New Treatment Successful for Rare and Disabling Movement Disorder, the Mal de Debarquement Syndrome (MdDS)
Source Newsroom: Mount Sinai Medical Center
Newswise — (NEW YORK – August 8) People who suffer from a rare illness, the Mal de Debarquement Syndrome (MdDS), now have a chance for full recovery thanks to treatment developed by researchers at the Icahn School of Medicine at Mount Sinai. Their findings were published online in the July issue of Frontiers in Neurology.
People often feel a sensation of movement, called Mal de Debarquement, after they have finished boating, surfing or a sea voyage. The symptoms usually disappear within hours, but in some people, and more frequently in women, symptoms can continue for months or years, causing fatigue, insomnia, headaches, poor coordination, anxiety, depression and an inability to work. Known as the Mal de Debarquement Syndrome (MdDS), the rare condition is marked by continuous feelings of swaying, rocking or bobbing.
“Our study has provided the first effective treatment for this troublesome disorder, and we hope it provides relief to the thousands of people who may be affected worldwide,” said Bernard Cohen, MD, the Morris Bender Professor of Neurology at the Icahn School of Medicine at Mount Sinai.
Until now, there has been no effective treatment for MdDS. Diagnostic tests and early research done at Mount Sinai suggested that MdDS was caused by malfunctioning of the vestibule-ocular reflex (VOR), a mechanism in the inner ear that maintains balance and stabilizes the eyes during head movements, said Dr. Cohen.

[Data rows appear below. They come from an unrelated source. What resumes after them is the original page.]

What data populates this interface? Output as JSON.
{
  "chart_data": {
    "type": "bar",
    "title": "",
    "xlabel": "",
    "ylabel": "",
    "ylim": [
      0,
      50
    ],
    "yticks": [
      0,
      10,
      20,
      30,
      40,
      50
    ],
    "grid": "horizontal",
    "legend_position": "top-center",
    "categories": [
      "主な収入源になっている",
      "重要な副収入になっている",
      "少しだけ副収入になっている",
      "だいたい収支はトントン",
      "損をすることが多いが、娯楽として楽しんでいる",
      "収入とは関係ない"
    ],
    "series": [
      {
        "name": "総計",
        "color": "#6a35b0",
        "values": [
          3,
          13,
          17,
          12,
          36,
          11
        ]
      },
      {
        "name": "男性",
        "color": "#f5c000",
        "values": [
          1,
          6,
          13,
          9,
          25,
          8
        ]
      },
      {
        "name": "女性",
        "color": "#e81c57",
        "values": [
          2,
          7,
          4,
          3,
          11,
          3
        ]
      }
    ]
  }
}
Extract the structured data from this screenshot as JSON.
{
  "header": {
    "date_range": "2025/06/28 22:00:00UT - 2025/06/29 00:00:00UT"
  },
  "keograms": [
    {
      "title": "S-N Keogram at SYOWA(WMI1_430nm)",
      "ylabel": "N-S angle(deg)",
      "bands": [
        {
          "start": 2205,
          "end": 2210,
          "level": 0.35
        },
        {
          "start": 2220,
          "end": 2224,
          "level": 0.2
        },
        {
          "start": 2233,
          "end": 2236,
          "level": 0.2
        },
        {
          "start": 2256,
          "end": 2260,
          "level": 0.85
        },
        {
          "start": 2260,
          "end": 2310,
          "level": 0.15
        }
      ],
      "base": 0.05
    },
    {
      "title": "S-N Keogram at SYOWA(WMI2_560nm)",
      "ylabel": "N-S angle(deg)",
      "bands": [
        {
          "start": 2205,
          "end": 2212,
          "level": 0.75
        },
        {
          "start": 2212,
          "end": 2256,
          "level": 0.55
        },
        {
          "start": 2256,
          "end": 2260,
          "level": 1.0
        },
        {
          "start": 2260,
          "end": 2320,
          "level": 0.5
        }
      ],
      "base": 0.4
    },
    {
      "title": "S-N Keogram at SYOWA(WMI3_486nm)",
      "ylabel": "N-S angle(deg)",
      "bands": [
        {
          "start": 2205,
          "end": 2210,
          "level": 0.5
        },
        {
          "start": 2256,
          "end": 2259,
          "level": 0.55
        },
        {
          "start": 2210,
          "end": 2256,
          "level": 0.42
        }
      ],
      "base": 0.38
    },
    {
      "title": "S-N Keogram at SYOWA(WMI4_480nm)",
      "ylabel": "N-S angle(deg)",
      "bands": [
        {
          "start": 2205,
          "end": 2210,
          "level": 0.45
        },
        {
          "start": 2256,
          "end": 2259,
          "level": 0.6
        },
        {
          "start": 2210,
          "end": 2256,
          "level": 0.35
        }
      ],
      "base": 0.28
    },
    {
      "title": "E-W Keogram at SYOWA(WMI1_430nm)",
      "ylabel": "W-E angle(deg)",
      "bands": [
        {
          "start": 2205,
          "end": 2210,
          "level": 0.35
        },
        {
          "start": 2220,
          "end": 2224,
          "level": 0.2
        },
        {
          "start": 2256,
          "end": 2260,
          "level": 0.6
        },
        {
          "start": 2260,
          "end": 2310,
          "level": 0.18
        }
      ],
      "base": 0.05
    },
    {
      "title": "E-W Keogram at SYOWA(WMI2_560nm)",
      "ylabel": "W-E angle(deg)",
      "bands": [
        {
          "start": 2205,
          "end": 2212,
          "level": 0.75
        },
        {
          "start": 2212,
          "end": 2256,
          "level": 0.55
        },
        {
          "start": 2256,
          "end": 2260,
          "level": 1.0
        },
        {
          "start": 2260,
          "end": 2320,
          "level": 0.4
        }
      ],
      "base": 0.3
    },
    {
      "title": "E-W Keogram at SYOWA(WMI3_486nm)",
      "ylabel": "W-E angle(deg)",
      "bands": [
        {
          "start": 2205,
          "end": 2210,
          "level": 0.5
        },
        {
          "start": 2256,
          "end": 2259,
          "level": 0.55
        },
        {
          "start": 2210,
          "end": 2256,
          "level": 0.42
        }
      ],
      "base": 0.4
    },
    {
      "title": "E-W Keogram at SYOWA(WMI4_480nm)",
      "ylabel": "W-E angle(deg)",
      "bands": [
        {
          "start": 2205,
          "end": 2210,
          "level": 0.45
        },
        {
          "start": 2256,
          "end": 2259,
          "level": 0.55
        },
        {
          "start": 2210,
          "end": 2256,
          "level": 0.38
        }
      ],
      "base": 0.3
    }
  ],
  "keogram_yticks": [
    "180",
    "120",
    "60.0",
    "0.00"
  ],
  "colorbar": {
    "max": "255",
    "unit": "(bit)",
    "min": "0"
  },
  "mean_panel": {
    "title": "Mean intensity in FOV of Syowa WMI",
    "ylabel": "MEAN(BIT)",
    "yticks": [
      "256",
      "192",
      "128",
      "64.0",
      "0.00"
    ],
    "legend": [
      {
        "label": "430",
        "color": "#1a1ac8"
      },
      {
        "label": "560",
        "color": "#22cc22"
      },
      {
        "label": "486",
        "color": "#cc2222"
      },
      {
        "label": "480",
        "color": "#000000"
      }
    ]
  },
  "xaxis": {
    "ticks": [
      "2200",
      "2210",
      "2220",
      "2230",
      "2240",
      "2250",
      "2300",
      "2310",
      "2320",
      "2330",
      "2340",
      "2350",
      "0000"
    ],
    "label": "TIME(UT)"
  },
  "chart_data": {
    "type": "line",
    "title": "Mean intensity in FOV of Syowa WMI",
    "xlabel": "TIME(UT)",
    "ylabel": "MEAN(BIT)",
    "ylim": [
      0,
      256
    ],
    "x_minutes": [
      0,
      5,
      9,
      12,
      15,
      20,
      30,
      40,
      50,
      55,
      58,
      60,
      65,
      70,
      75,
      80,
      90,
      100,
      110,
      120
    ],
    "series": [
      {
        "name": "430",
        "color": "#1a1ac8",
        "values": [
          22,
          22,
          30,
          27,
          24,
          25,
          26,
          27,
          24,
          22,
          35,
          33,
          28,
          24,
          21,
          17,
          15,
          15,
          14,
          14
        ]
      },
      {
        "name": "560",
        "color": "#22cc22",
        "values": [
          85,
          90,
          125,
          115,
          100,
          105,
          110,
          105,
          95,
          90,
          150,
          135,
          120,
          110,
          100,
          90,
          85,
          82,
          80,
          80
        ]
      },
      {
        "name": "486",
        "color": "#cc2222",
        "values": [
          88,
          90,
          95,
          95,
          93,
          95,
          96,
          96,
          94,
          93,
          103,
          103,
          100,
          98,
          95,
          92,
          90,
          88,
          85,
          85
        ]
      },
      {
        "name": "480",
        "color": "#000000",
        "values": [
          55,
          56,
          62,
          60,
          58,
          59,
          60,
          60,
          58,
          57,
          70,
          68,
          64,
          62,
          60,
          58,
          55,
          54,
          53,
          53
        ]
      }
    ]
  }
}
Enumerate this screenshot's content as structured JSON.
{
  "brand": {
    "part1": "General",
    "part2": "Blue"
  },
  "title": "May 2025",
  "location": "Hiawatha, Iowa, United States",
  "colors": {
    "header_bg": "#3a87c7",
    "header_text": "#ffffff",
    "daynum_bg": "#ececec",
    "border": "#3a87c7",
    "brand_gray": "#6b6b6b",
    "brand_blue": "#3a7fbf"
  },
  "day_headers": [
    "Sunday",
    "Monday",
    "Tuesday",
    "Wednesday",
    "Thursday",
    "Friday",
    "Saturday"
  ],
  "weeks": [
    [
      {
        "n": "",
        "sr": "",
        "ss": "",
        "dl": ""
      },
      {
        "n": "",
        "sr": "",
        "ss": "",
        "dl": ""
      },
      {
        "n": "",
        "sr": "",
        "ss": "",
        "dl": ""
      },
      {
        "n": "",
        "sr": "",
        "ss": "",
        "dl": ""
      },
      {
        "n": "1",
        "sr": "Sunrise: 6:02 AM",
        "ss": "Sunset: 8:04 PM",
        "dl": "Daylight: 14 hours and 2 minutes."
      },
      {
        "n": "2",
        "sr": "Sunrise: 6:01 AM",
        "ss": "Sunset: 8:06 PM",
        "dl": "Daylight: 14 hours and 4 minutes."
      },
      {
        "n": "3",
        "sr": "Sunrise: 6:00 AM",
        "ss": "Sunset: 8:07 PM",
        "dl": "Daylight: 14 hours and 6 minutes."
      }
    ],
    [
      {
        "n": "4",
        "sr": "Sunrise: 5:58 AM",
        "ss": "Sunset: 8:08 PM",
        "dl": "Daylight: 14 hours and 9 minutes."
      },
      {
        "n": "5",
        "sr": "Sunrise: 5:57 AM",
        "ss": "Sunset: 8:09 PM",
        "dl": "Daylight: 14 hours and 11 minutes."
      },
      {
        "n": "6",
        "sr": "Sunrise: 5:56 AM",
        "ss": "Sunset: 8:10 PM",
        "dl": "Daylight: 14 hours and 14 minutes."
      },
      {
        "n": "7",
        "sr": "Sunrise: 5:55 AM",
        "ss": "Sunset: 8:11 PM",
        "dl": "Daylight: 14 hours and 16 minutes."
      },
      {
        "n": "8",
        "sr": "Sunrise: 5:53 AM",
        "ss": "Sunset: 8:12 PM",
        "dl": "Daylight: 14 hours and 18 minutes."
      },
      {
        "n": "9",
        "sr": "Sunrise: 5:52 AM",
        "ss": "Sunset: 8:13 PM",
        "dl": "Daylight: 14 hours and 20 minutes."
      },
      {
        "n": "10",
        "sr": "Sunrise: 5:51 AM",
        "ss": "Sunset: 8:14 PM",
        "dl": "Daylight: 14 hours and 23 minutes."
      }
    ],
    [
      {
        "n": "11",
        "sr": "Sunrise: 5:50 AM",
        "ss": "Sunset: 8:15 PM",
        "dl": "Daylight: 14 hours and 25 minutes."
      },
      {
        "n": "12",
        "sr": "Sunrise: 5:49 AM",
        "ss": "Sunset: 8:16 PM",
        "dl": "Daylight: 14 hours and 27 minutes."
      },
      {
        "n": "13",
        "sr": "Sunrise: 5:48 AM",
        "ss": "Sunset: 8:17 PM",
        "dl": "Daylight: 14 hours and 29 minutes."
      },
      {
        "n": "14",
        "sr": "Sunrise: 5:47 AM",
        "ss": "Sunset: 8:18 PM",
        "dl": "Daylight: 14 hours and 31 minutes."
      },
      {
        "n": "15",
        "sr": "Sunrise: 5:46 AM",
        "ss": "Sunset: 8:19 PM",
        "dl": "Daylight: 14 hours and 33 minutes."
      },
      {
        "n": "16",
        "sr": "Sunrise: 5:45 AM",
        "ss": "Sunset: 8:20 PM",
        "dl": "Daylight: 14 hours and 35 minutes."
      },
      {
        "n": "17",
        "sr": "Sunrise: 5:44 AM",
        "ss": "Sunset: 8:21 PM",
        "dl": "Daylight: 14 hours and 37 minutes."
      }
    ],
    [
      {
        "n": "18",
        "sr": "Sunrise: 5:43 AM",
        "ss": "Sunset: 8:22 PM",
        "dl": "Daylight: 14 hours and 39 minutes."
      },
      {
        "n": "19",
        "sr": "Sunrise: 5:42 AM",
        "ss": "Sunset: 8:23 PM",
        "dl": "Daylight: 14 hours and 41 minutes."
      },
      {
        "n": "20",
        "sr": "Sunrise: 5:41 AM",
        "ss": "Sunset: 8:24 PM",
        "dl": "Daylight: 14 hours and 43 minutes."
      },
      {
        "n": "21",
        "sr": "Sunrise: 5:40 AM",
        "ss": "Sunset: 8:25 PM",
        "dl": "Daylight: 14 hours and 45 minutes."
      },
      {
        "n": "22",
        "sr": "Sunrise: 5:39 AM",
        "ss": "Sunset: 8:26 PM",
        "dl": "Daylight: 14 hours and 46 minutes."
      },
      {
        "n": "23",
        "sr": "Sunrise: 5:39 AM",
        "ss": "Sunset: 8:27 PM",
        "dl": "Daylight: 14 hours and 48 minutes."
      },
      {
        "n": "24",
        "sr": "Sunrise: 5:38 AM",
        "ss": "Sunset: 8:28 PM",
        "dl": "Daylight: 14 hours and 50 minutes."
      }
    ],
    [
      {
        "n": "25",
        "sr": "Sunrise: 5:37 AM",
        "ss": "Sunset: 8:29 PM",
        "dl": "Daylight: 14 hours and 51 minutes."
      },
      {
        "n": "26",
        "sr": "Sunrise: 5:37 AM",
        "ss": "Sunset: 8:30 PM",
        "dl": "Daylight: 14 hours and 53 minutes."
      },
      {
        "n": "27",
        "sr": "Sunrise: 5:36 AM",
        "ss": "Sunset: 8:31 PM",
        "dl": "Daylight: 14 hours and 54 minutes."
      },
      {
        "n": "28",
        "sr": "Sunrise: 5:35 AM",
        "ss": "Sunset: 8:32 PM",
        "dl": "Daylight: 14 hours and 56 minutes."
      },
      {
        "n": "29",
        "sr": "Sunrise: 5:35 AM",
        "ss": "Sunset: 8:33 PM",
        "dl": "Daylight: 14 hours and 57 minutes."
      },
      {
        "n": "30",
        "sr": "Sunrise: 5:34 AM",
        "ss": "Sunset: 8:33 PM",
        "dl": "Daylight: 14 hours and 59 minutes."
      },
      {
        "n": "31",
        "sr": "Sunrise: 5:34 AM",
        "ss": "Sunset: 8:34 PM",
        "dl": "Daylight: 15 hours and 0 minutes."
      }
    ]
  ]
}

The new treatment re-adapts the VOR by moving the visual surroundings as the head is slowly rolled from side to side at the same frequency as the subject’s symptomatic rocking, swaying or bobbing. In the study, the head roll caused vertical eye movements (nystagmus), and subjects tended to turn to one side when marching in place.
Subjects were rocked or swayed at about one cycle per five seconds. Generally, three to five treatments a day for one week were sufficient to produce a cure, and the movements and associated symptoms disappeared. Side effects of the treatments were negligible. Seventy percent of the 24 subjects that were treated in this study (21 women, three men, mean age 43.3 years) reported either a complete or substantial recovery for a mean follow-up of approximately one year after treatment. Six only had transient improvement, while one did not respond to treatment.
“The work of our team also opens up a new area of research on how the Vestibulo-Ocular Reflex can produce head and body oscillations, and may eventually provide insight into other brain diseases that cause repetitive shaking and tremor of the head and body,” Dr. Cohen said.
Mal de Debarquement Syndrome (MdDS) occurs only in a small fraction of those who experience Mal de Debarquement, and has been classified as a rare, disabling disease by the National Institutes of Health (NIH). Exact estimates of its prevalence are not available, but it was present in 1.3 percent of patients at a ‘Neuro Otology Clinic’ at the University of California, Los Angeles (UCLA). This suggests that there are hundreds of people with this syndrome in the United States and thousands worldwide, Dr. Cohen said.
Mingjia Dai, PhD, Assistant Professor of Neurology, worked closely with Dr. Cohen to develop the treatment, treated the subjects and led the group at the Icahn School of Medicine at Mount Sinai. Co-collaborators included Catherine Cho, MD, MSCR, Assistant Professor of Neurology in the Eye Movement and Vertigo Program, and Eric Smouha, MD, Associate Professor of Otolaryngology and Director of Otology-Neurotology.
The study was supported by a grant from the National Institute on Deafness and Other Communication Disorders (NIDCD), (Grant #R21, DC012162), to Dr. Dai.